Badanie techniczne – cena za klasyka. Wzrośnie od 1 września 2025. O ile?
Klasyk to nie tylko zabawa. Już od 1 września 2025 badanie techniczne będzie droższe. To pierwsza taka podwyżka… od 21 lat. Ile wyniesie?
Obowiązkowe badanie techniczne auta – co obejmuje?
Badanie techniczne samochodu to sprawdzenie stanu układów, oświetlenia, hamulców, emisji spalin i dokumentów. W przypadku pojazdów leciwych, dochodzą często do tego dodatkowe elementy, jak choćby dokładniejsze sprawdzenie stanu technicznego czy zgodność dokumentów z numerami nadwozia w aucie.
Dla kolekcjonerów i zapalonych pasjonatów to zwykle nie problem. Dla potencjalnych nowych właścicieli sporo dodatkowych wydatków – i problemów – może być czynnikiem zniechęcającym. Dlatego bardzo częstym rozwiązaniem jest rejestracja aut ponad 30-letnich na zabytek.

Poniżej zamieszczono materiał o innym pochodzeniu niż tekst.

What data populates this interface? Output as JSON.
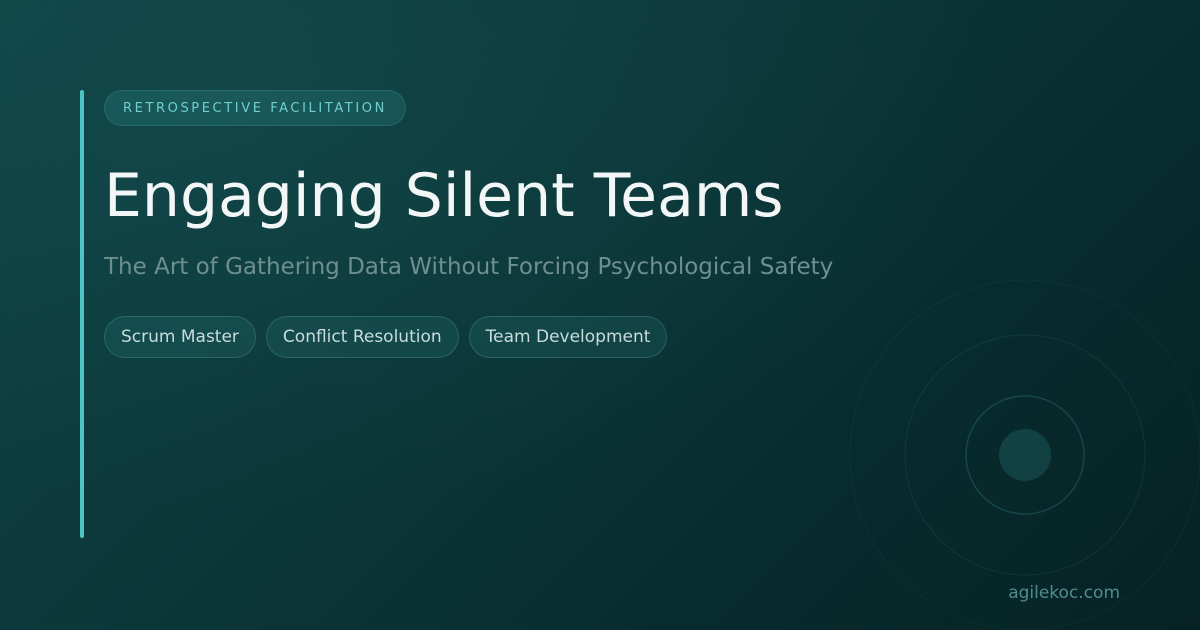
{
  "eyebrow": "RETROSPECTIVE FACILITATION",
  "title": "Engaging Silent Teams",
  "subtitle": "The Art of Gathering Data Without Forcing Psychological Safety",
  "tags": [
    "Scrum Master",
    "Conflict Resolution",
    "Team Development"
  ],
  "footer": {
    "url": "agilekoc.com"
  },
  "colors": {
    "background": "#0b3638",
    "accent": "#4fc4c4",
    "title": "#f2f6f6",
    "subtitle": "#6f8f8f",
    "url": "#4f8c8c"
  },
  "icons": {
    "decoration": "concentric-rings-icon"
  }
}
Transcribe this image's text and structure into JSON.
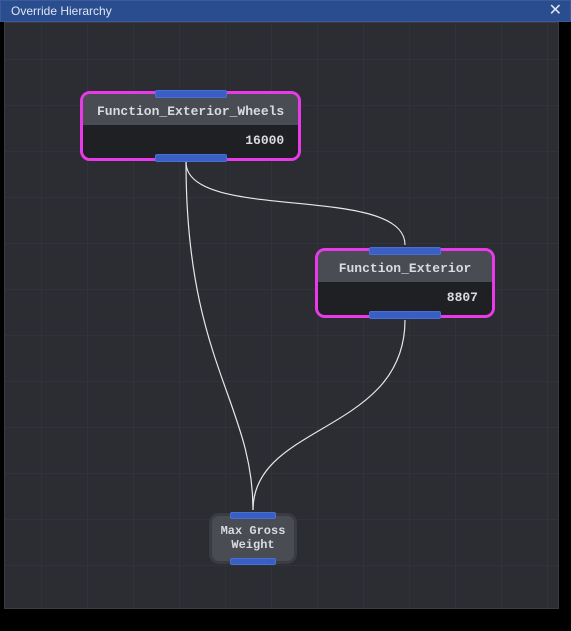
{
  "window": {
    "title": "Override Hierarchy"
  },
  "nodes": {
    "wheels": {
      "title": "Function_Exterior_Wheels",
      "value": "16000",
      "selected": true
    },
    "exterior": {
      "title": "Function_Exterior",
      "value": "8807",
      "selected": true
    },
    "maxgross": {
      "title": "Max Gross Weight",
      "selected": false
    }
  },
  "colors": {
    "accent": "#3a5fc4",
    "selection": "#e83ae8",
    "edge": "#e8e8e8"
  }
}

Cena badania technicznego od 1 września 2025
Najważniejsza zmiana to ta: badanie techniczne samochodu osobowego ma kosztować 149 zł (obecnie 98 zł). Dla auta z instalacją LPG opłata ma wzrosnąć do 243 zł. Ministerstwo Infrastruktury wprowadza nowe stawki rozporządzeniem.

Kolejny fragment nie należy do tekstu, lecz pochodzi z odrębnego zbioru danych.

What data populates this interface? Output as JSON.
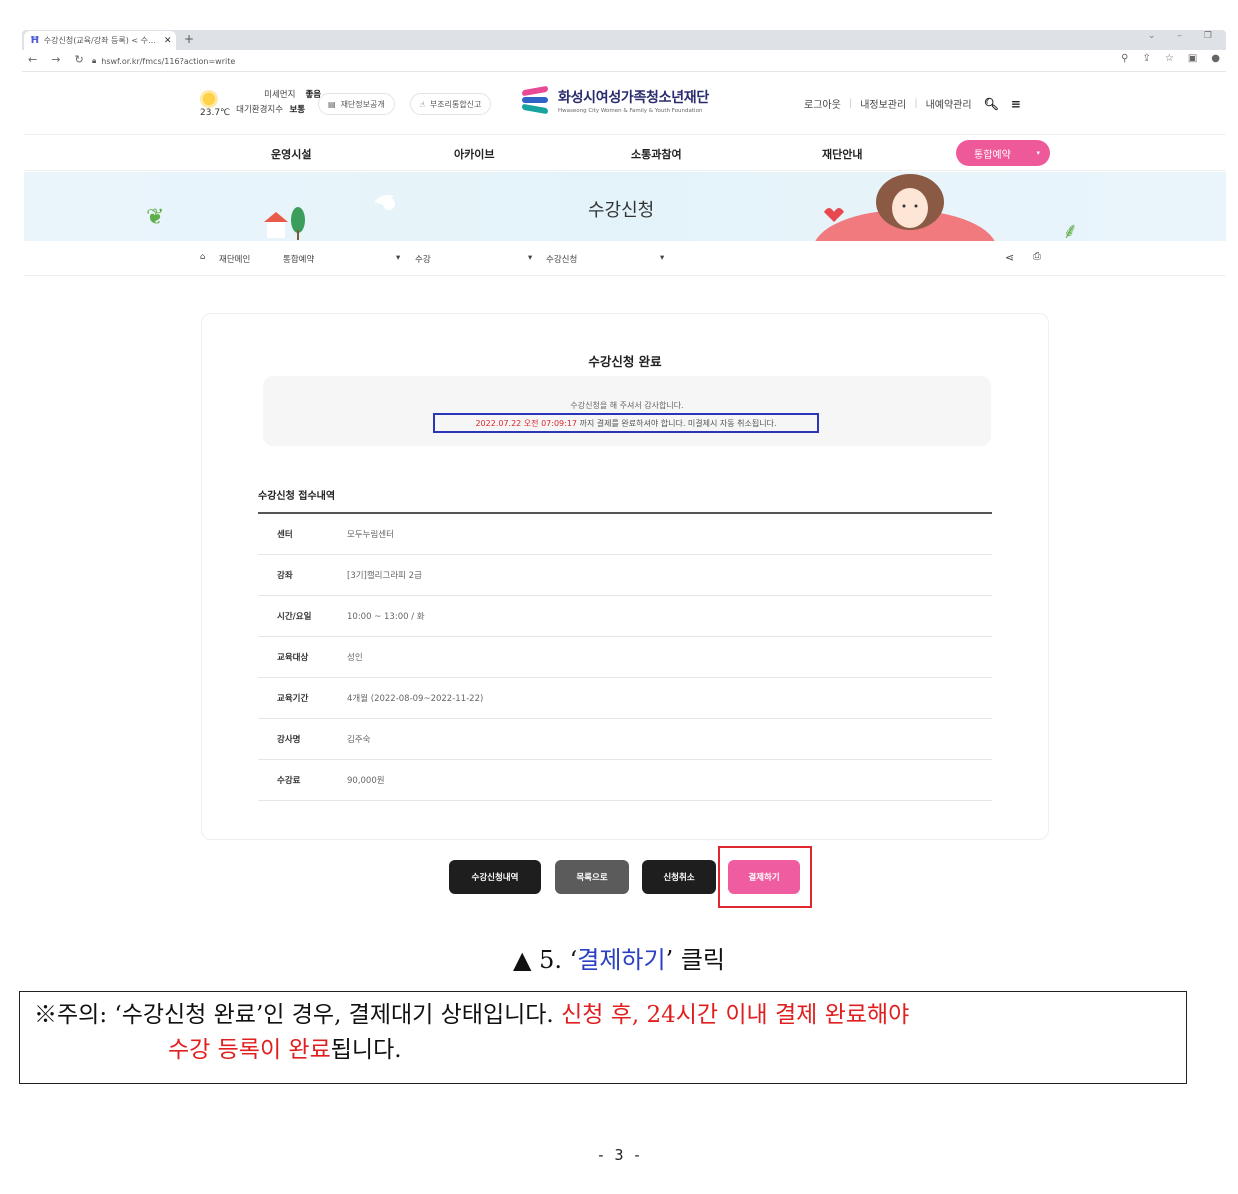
{
  "browser": {
    "tab_title": "수강신청(교육/강좌 등록) < 수…",
    "url": "hswf.or.kr/fmcs/116?action=write"
  },
  "header": {
    "weather_temp": "23.7℃",
    "fine_dust_label": "미세먼지",
    "fine_dust_value": "좋음",
    "air_index_label": "대기환경지수",
    "air_index_value": "보통",
    "info_disclosure": "재단정보공개",
    "anti_corruption": "부조리통합신고",
    "org_name": "화성시여성가족청소년재단",
    "org_name_en": "Hwaseong City Women & Family & Youth Foundation",
    "logout": "로그아웃",
    "my_info": "내정보관리",
    "my_reservations": "내예약관리"
  },
  "gnb": {
    "items": [
      "운영시설",
      "아카이브",
      "소통과참여",
      "재단안내"
    ],
    "reservation": "통합예약"
  },
  "banner": {
    "title": "수강신청"
  },
  "breadcrumb": {
    "home": "재단메인",
    "level1": "통합예약",
    "level2": "수강",
    "level3": "수강신청"
  },
  "content": {
    "title": "수강신청 완료",
    "thanks": "수강신청을 해 주셔서 감사합니다.",
    "deadline_datetime": "2022.07.22 오전 07:09:17",
    "deadline_rest": " 까지 결제를 완료하셔야 합니다. 미결제시 자동 취소됩니다.",
    "section_title": "수강신청 접수내역",
    "rows": [
      {
        "label": "센터",
        "value": "모두누림센터"
      },
      {
        "label": "강좌",
        "value": "[3기]캘리그라피 2급"
      },
      {
        "label": "시간/요일",
        "value": "10:00 ~ 13:00 / 화"
      },
      {
        "label": "교육대상",
        "value": "성인"
      },
      {
        "label": "교육기간",
        "value": "4개월 (2022-08-09~2022-11-22)"
      },
      {
        "label": "강사명",
        "value": "김주숙"
      },
      {
        "label": "수강료",
        "value": "90,000원"
      }
    ]
  },
  "buttons": {
    "history": "수강신청내역",
    "list": "목록으로",
    "cancel": "신청취소",
    "pay": "결제하기"
  },
  "caption": {
    "prefix": "▲ 5. ‘",
    "highlight": "결제하기",
    "suffix": "’ 클릭"
  },
  "note": {
    "line1_black": "※주의: ‘수강신청 완료’인 경우, 결제대기 상태입니다. ",
    "line1_red": "신청 후, 24시간 이내 결제 완료해야",
    "line2_red": "수강 등록이 완료",
    "line2_black": "됩니다."
  },
  "page_number": "- 3 -",
  "colors": {
    "accent_pink": "#ef5c9f",
    "highlight_red": "#e0262e",
    "deadline_box_blue": "#2a35b8"
  }
}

Pojawiła się propozycja, by diagnosta podczas badania technicznego robił 5 zdjęć pojazdu (przód, tył, dwa boki i zdjęcie drogomierza), które trafią do centralnej bazy CEP. Miałoby to zakończyć praktykę „podbicia pieczątki” bez realnej kontroli na ścieżce diagnostycznej.

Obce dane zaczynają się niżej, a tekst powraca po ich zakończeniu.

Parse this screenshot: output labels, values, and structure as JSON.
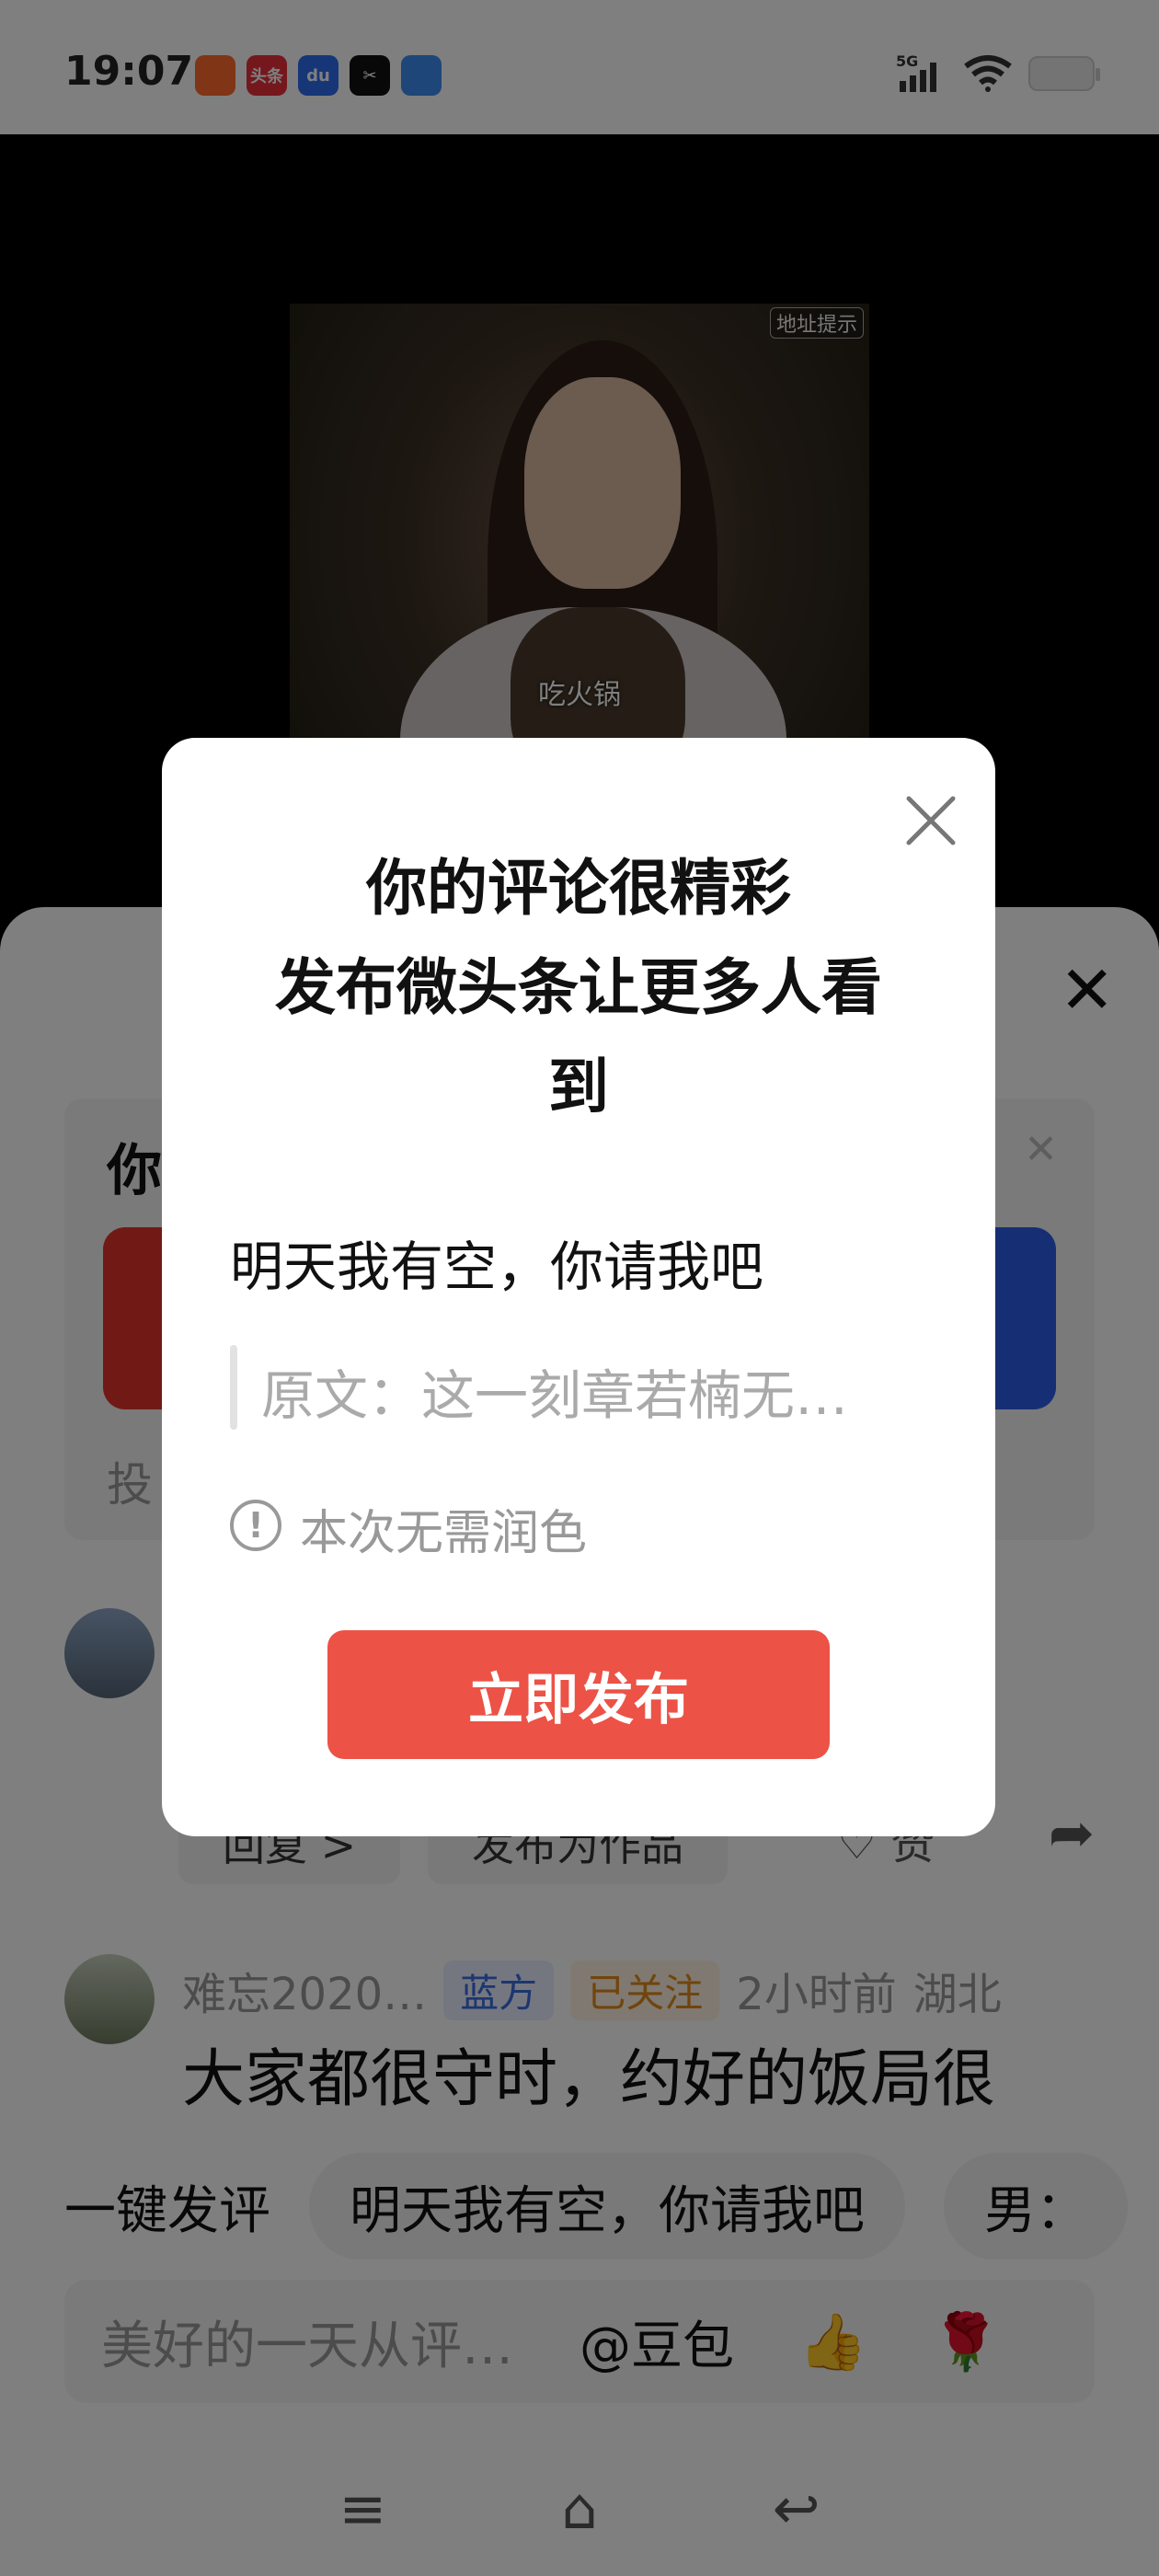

Wspomniane powyżej opłaty za przegląd mają być powiązane ze średnim wynagrodzeniem i co roku waloryzowane o wskaźnik inflacyjny. To oznacza, że 149 zł może stać się „punktem wyjścia”, a nie jednorazową, ostateczną kwotą.
Dodatkowo, pewne typy pojazdów (np. z napędem 4×4) mogą być wyceniane wyżej — bo wymagają innych procedur.
Porady Girls Classic Moto
Oto kilka rzeczy, które można zrobić już teraz, żeby zmniejszyć ryzyko kosztowych niespodzianek:
- Uporządkuj dokumentację — zdjęcia, faktury, opis modyfikacji i historii auta ułatwią diagnoście szybszą i spokojniejszą ocenę.
- Przegląd „na sucho” przed SKP — zrób mały checklist: światła, hamulce, opony, poziomy płynów, stan instalacji LPG (jeśli jest). Mniejsze naprawy samodzielne lub u zaprzyjaźnionego mechanika są często tańsze niż poprawki po negatywnym wyniku.
- Szukaj stacji z doświadczeniem w klasykach — warto zapłacić trochę więcej u diagnosty, który zna się na starych rozwiązaniach i potrafi ocenić, co jest bezpieczne, a co wymaga interwencji.
- Zdjęcia auta — skoro diagnosta będzie robić zdjęcia, miej własne, dokumentujące stan przed twoim przyjazdem — pomoże to w ewentualnych kwestiach spornych, po czasie.